SO, I’m getting really frustrated with the amount of “trolls” out there. Not that I’ve ever encountered one first hand, but seeing the way these “trolls” treat friends of mine or other bloggers that I like makes me feel sick. I just don’t get it…I really don’t. Why such hatred? Towards people you don’t even know? Why hide behind a computer screen and spew nasty things from your finger tips, with the desire to hurt someone? I just don’t understand why people would intentionally want to be mean.
I get it, we all have bad days. I have a lot of them. I’m a big grump more often then I’m not. But I would never, ever hurt someone purposely or be mean to somebody. It’s just not my style. If I don’t agree with how someone is presenting themselves; I don’t say anything. If you can’t say something nice, don’t say anything at all. DUH.
I get it, sometimes life is hard. Sometimes, people are bitter and unhappy. But if you’re so bitter and unhappy you find yourself projecting your bitterness and unhappiness on other people…then something is seriously wrong. Something has to give. I’m a firm believer in the fact that if you aren’t happy, do something to change it. Obviously, something is contributing to that unhappiness. A job? A bad relationship? It’s time to move on. Get a job that you love, or can at least tolerate better, and ditch the bad relationship. It’s easier said than done, believe me I know. For some reason, people like to hang on to things that drag them down because its easier than jumping into the unknown. I hate the unknown, but if my job was making me that miserable, or if someone in my life was, to the point that I’m being a huge asshole to innocent people in a misguided attempt to make myself feel better…I just wouldn’t stick around. But I know, it’s not always that simple…there are circumstances that are way harder than I could ever imagine, but still. Why be so cruel to other people? Why take it out on them?
I’m mostly talking about the people who hide behind semi-anonymous twitter accounts, @ing the people they don’t even know and insulting them just because. What’s the point? But I’m also talking about the random assholes in public.
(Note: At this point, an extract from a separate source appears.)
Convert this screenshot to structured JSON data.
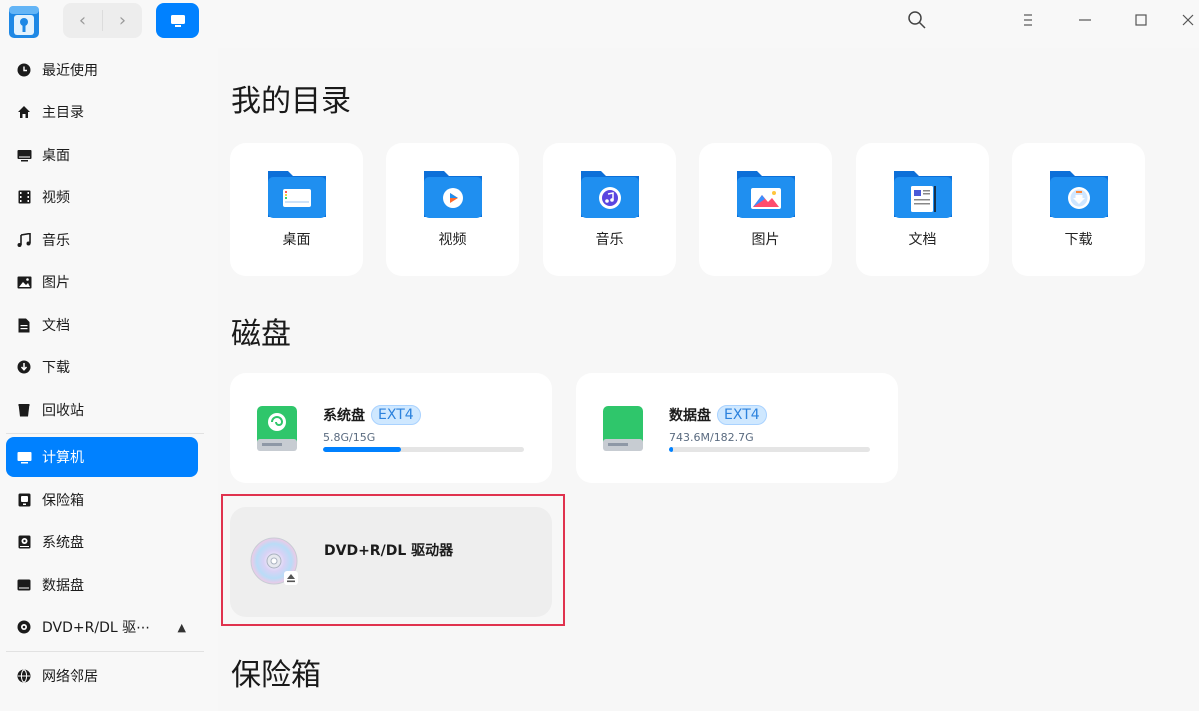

Like this lady today. I had to go to the medical clinic and get a signature. So I parked in the handicapped parking spot, because I am handicapped. I have a chronic pain disability, I can’t walk long distances, ESPECIALLY with the extra weight of carrying Nolan. A lady pulled into the spot beside mine, then promptly backed out in a huff and pulled up to the “drop off” area to help her elderly mom (or friend) out of the car. As I was getting out of my car, she hollered over in the rudest voice ever with a death glare that could have killed (if, you know, looks could kill) and said “You better have a sticker!”
“Um, I do thanks.” was my response, because guess what? I do. I’m not some asshole who steals the handicap parking spot when I don’t need it. Hell, if I’m not with Nolan I’ll even park further away and walk the extra distance (despite later punishment) to allow for someone else to have the parking spot. But when I’m with him, it’s super hard on my hips to carry him and walk. So. Yeah. If I stand a chance in running errands, doing the shopping or whatever, I need to park close.
I ushered the kids into the medical clinic and waited in line with a bunch of other people, struggling to hold Nolan (since he has this nasty habit of running away) while my hips screamed in protest (kid is getting HEAVY, his listening skills better set in soon). But I waited, in the line up. Because that’s what you do. And that lady came in, cut in front of us all and walked up to the second window that had just been vacated before the woman in front of me (waiting in the line up) could go over. And she tossed me another super dirty look. I bite my tongue, I didn’t say anything I wanted to. I wanted to tell her that the line was right here, but since she looked like such a rude person, I didn’t think that’d go over well. I’m not one to cause scenes. Plus, she wasn’t worth it. And yeah, she could have been having a bad day, there could be stuff in her life that sucks super bad. But I still don’t think that’s a good reason (or excuse) to be outright rude and mean to people you don’t even know.
Unfortunately, because I’m young and don’t “fit the bill”, I get reactions like that a lot on the days I park in the handicapped parking spots. And it sucks. I already feel bad enough for needing to park there, but to have to argue with people I don’t even know? I’m trying not to let it bother me. If they care so much, they can look at my sticker on the dashboard and stuff it. But still, nothing puts a damper on running errands like rude people!
And that wasn’t even the worst experience I’ve had with a stranger encounter. Read this post I wrote (on my old blog) about the random rude pedestrian outside of Tim Hortons. THAT was a fun day.
Really though, why is it so hard for most of the population to be nice? I smile at strangers, I’m nice to people I don’t know. I don’t think it’s difficult or awkward.
Ugh. Thoughts? Have you ever encountered a totally rude person, online or in real life, that literally made your jaw drop?